/glossary/assignment-notice

assignment notice explained

An assignment notice is a formal notification received by the seller (writer) of an option that they are required to fulfill their obligation under the terms of the option contract

In options trading, an assignment notice is a critical communication for the seller of an option contract. When an option buyer decides to exercise their right, the corresponding option seller is 'assigned' the obligation to complete the transaction. The assignment notice informs the seller that this has occurred and outlines the specifics of the obligation. For a call option seller, this means selling the underlying asset at the strike price. For a put option seller, it means buying the underlying asset at the strike price. This process generally occurs electronically through the Options Clearing Corporation (OCC) or a similar clearing organization, which randomly allocates exercise notices among sellers of the same option series, although some brokerage firms use other methods.

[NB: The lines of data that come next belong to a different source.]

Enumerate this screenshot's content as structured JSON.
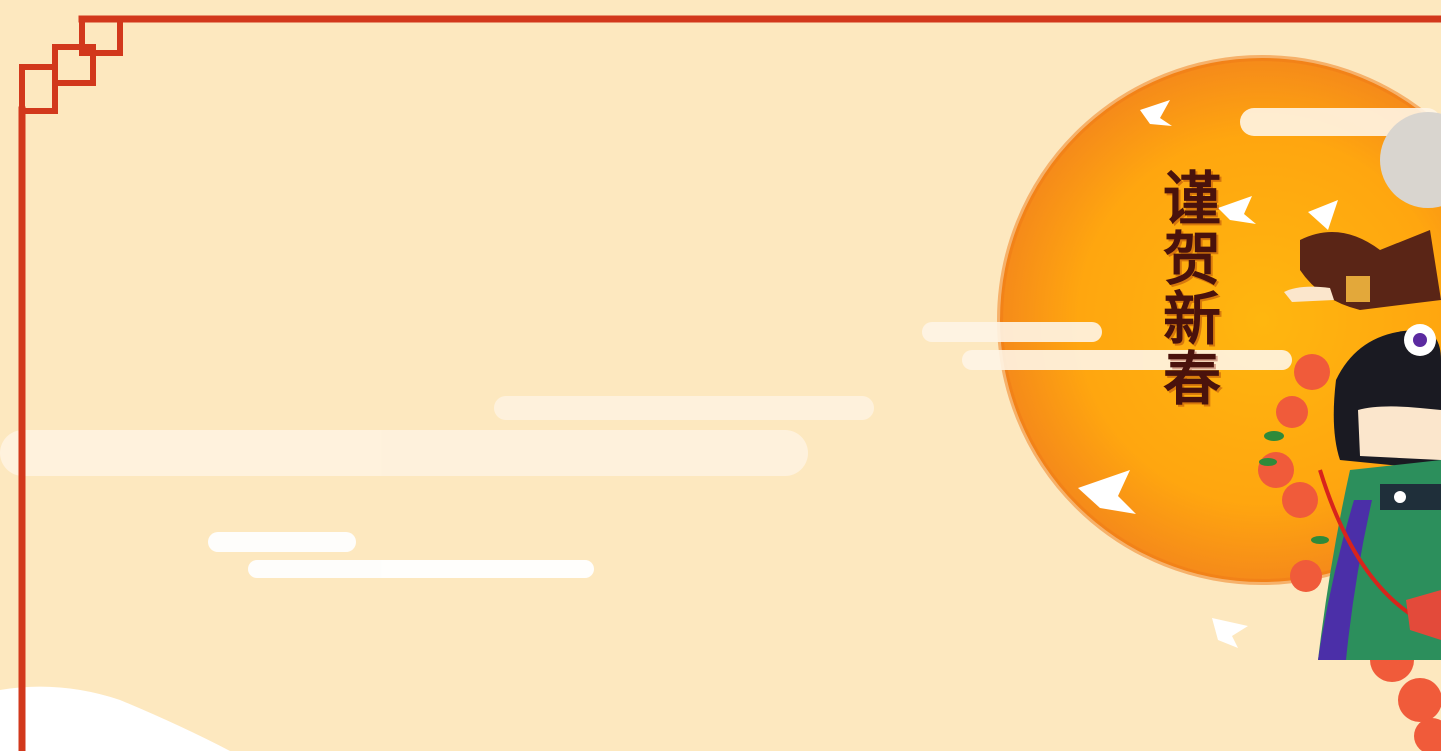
{
  "banner": {
    "greeting_text": "谨贺新春",
    "colors": {
      "background": "#fde8bf",
      "frame": "#d2381c",
      "sun_outer": "#f39a1c",
      "sun_inner": "#ffb010",
      "cloud": "#fff3e0",
      "calligraphy": "#4a120c"
    },
    "icons": [
      "frame-corner-ornament",
      "sun-disc",
      "cloud",
      "falling-leaf",
      "character-illustration"
    ]
  }
}
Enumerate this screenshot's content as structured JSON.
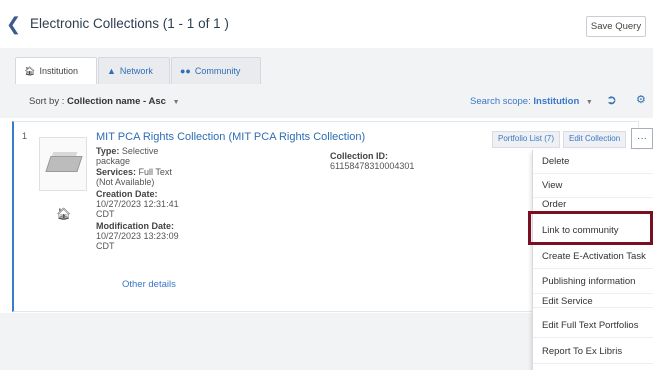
{
  "header": {
    "title": "Electronic Collections (1 - 1 of 1 )",
    "save_query": "Save Query"
  },
  "tabs": [
    {
      "label": "Institution",
      "icon": "home-icon",
      "active": true
    },
    {
      "label": "Network",
      "icon": "network-icon",
      "active": false
    },
    {
      "label": "Community",
      "icon": "community-icon",
      "active": false
    }
  ],
  "toolbar": {
    "sort_prefix": "Sort by :",
    "sort_value": "Collection name - Asc",
    "scope_prefix": "Search scope:",
    "scope_value": "Institution"
  },
  "record": {
    "number": "1",
    "title": "MIT PCA Rights Collection (MIT PCA Rights Collection)",
    "type_label": "Type:",
    "type_value": "Selective",
    "type_value2": "package",
    "services_label": "Services:",
    "services_value": "Full Text",
    "services_value2": "(Not Available)",
    "creation_label": "Creation Date:",
    "creation_value": "10/27/2023 12:31:41",
    "creation_tz": "CDT",
    "modification_label": "Modification Date:",
    "modification_value": "10/27/2023 13:23:09",
    "modification_tz": "CDT",
    "collection_id_label": "Collection ID:",
    "collection_id_value": "61158478310004301",
    "other_details": "Other details",
    "portfolio_list": "Portfolio List (7)",
    "edit_collection": "Edit Collection",
    "more": "···"
  },
  "menu": {
    "items": [
      "Delete",
      "View",
      "Order",
      "Link to community",
      "Create E-Activation Task",
      "Publishing information",
      "Edit Service",
      "Edit Full Text Portfolios",
      "Report To Ex Libris"
    ]
  },
  "colors": {
    "accent": "#3978c5",
    "highlight": "#7a0f22"
  }
}
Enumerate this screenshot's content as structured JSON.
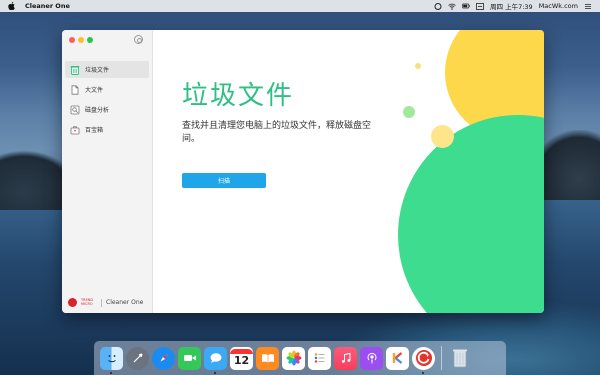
{
  "menubar": {
    "app_name": "Cleaner One",
    "datetime": "周四 上午7:39",
    "watermark": "MacWk.com"
  },
  "sidebar": {
    "items": [
      {
        "label": "垃圾文件",
        "icon": "trash-icon",
        "active": true
      },
      {
        "label": "大文件",
        "icon": "file-icon",
        "active": false
      },
      {
        "label": "磁盘分析",
        "icon": "disk-analysis-icon",
        "active": false
      },
      {
        "label": "百宝箱",
        "icon": "toolbox-icon",
        "active": false
      }
    ],
    "footer_brand": "TREND MICRO",
    "footer_product": "Cleaner One"
  },
  "main": {
    "title": "垃圾文件",
    "description": "查找并且清理您电脑上的垃圾文件，释放磁盘空间。",
    "scan_button": "扫描"
  },
  "dock": {
    "calendar_date": "12",
    "apps": [
      "finder-icon",
      "launchpad-icon",
      "safari-icon",
      "facetime-icon",
      "messages-icon",
      "calendar-icon",
      "books-icon",
      "photos-icon",
      "reminders-icon",
      "music-icon",
      "podcasts-icon",
      "klokki-icon",
      "cleaner-one-icon",
      "trash-icon"
    ]
  },
  "colors": {
    "accent_green": "#2ebf85",
    "button_blue": "#1ea6e8",
    "deco_yellow": "#fcd84a",
    "deco_green": "#3ddc8f"
  }
}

Consider an investor who sold a call option with a strike price of $50 on XYZ stock, expiring next month, and received a premium for taking on this obligation. If the price of XYZ stock rises to $55, the option buyer might decide to exercise their right to buy shares at $50. When this happens, our investor who sold the call option will receive an assignment notice. This notice obligates them to sell 100 shares of XYZ stock (the standard contract size for one option) to the exercising buyer at the $50 strike price, even though the current market price is $55. The investor must then deliver these shares, either from their existing holdings or by purchasing them in the open market, potentially at a higher price if they do not own them.

Why it matters

  • Understanding what an assignment notice entails helps option sellers prepare for potential obligations and manage the financial impact of fulfilling their contract terms.
  • Receiving an assignment notice means a specific transactional action is immediately required, influencing a trader's portfolio management and potential cash flow.
  • Awareness of the likelihood of receiving an assignment notice is crucial for actively managing assignment risk, especially for in-the-money options.
  • The notice confirms an option has been exercised, leading directly to the settlement of the contract and subsequent changes in account positions and balances.

Common mistakes

  • Ignoring an assignment notice can lead to forced liquidation of positions or unexpected margin calls to cover the obligation, creating financial stress.
  • Not accounting for the exercise of an option after hours can result in a surprise assignment, requiring immediate action the next trading day.
  • Failing to have sufficient capital or underlying shares readily available to meet an assignment obligation can cause significant losses or penalties.
  • Underestimating the probability of early assignment for in-the-money options, particularly those near ex-dividend dates, can lead to unexpected portfolio changes.

FAQs

What triggers an assignment notice for an option seller?

An assignment notice is triggered when an option buyer decides to exercise their option contract. This action obligates the seller to fulfill their side of the agreement.

Is an assignment notice the same as an exercise notice?

No, an exercise notice is sent to the OCC by the option buyer's broker. An assignment notice is then sent by the OCC to the seller's broker, informing the seller of their obligation.

What happens if I receive an assignment notice after market hours?

If you receive an assignment notice after market hours, your brokerage will typically process it by the next trading day, and your account will reflect the transaction accordingly.

Can I prevent an assignment notice as an option seller?

You cannot directly prevent an assignment notice once an option is exercised. However, closing your short option position before exercise occurs will remove your obligation.